Imaging plays a pivotal role in the diagnosis of pulmonary diseases, including TB [31, 36]. Clinical diagnosis of active TB in pregnant women is often delayed, which is largely attributable to the concern about radiation exposure from chest radiography. The IGRA test is an important diagnostic method for active TB detection and is safe for use during pregnancy [37,38,39,40]. Both the IGRA test and TST have a high consistency of 77.3–88.0 % [39]. The IGRA test has a high sensitivity of 100% and a moderate specificity of 80.0% for detecting active TB during pregnancy [40], which are not affected by previous vaccination with bacillus Calmette–Guérin. Further studies on the use of the IGRA test for TB detection during pregnancy, particularly in high-risk patients from TB-endemic regions, are warranted.

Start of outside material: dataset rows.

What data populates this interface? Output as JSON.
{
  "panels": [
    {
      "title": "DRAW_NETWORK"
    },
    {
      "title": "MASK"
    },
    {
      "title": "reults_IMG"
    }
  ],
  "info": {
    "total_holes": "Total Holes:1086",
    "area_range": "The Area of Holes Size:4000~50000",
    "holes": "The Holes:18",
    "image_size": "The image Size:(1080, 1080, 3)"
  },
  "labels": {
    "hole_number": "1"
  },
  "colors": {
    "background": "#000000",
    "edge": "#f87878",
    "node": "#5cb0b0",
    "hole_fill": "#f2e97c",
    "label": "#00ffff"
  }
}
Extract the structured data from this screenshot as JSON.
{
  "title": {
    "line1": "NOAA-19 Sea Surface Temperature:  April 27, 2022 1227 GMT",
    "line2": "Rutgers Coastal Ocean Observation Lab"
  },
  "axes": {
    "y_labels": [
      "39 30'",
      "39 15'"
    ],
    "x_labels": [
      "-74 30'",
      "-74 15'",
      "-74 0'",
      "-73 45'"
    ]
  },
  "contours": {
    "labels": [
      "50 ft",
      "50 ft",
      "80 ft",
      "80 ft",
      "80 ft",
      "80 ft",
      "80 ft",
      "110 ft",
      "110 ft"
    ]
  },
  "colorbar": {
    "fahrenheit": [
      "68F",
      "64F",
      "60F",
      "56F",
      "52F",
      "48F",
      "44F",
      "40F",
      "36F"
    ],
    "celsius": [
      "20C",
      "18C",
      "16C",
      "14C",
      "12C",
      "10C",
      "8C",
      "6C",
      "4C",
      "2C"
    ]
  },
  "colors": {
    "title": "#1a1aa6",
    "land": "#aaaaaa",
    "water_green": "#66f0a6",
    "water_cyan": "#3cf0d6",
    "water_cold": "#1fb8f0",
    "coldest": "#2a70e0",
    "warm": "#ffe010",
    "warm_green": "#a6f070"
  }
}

Our study has some limitations. First, this was a single-center study; however, as the largest reproductive center in China, we perform more than 10,000 cycles of IVF-ET annually on women from all over the country. Therefore, the population in this study was representative. Second, we inquired whether active TB had occurred during pregnancy through telephone follow-up, which might have led to an underdiagnosis of the disease.

Conclusions

Acute miliary TB occurs in pregnant women after IVF-ET, particularly in those exhibiting signs of prior pulmonary TB on CXR. Patients with miliary TB have poor pregnancy outcomes. The coexistence of primary infertility, untreated prior pulmonary TB, and fallopian tube obstruction is a high-risk factor for TB dissemination. Therefore, clinicians should be aware of the signs of TB before administering a course of IVF-ET treatment. Prospective studies are warranted to determine the incidence of and risk factors for reactive TB in infertile patients with prior pulmonary TB after IVF-ET and to clarify whether anti-TB therapy is beneficial for pregnancy outcomes in these patients.